Climate models predict that sea ice cover will shrink--even disappear-- in most regions of the Arctic basin by the end of the century, triggering local and remote responses in the surface climate via atmospheric and oceanic circulation changes. In particular, it has been suggested that seasonal anomalies over Europe and North America in recent years could have been caused by record low Arctic sea ice cover. Despite an intense research effort toward quantifying its effect, the contribution of regional sea ice loss to climate change and its mechanisms of action remain controversial.

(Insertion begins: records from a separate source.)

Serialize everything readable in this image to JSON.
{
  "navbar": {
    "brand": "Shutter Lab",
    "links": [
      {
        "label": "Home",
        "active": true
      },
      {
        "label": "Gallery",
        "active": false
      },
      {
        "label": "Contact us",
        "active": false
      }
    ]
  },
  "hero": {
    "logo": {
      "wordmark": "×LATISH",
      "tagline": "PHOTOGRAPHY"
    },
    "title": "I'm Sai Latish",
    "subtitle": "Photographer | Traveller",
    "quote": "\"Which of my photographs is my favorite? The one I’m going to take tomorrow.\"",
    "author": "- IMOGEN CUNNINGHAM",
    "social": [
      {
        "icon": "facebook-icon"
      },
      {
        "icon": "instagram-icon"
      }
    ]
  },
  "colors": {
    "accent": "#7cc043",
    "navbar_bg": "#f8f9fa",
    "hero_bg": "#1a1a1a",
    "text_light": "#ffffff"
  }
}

In this study, we prescribe sea ice loss in individual sectors of the Arctic within a climate model, and study its effect on climatic anomalies in the Northern Hemisphere. Using the EC-EARTH3.3 model in its atmospheric-only and fully coupled configuration, and following the PAMIP protocol, sea ice cover is set to either its present day state, or a hypothetical future distribution of reduced sea ice cover in the Arctic. This pan-Arctic sea ice loss experiment is then complemented by 8 regional sea ice loss experiments.
Comparing those experiments, we assess the contribution of sea ice loss in each region of the Arctic to climate change over Europe, Siberia and North America. We find that sea ice loss in some sectors of the Arctic appears to matter more for Northern Hemisphere climate change than others, even after normalizing for differences in surface cover. Furthermore, the climatic effect of regional sea ice loss is compared to that of a pan-Arctic sea ice loss, whose associated climate anomalies are found to be strikingly different from that expected from a simple linear response to regional sea ice loss. We propose a mechanism for this nonlinear climate response to regional sea ice loss, which considers regional differences in the strength of the thermal inversion over the Arctic, as well as the relative proximity of each Arctic region to features critical for stationary wave genesis (e.g. the Tibetan plateau).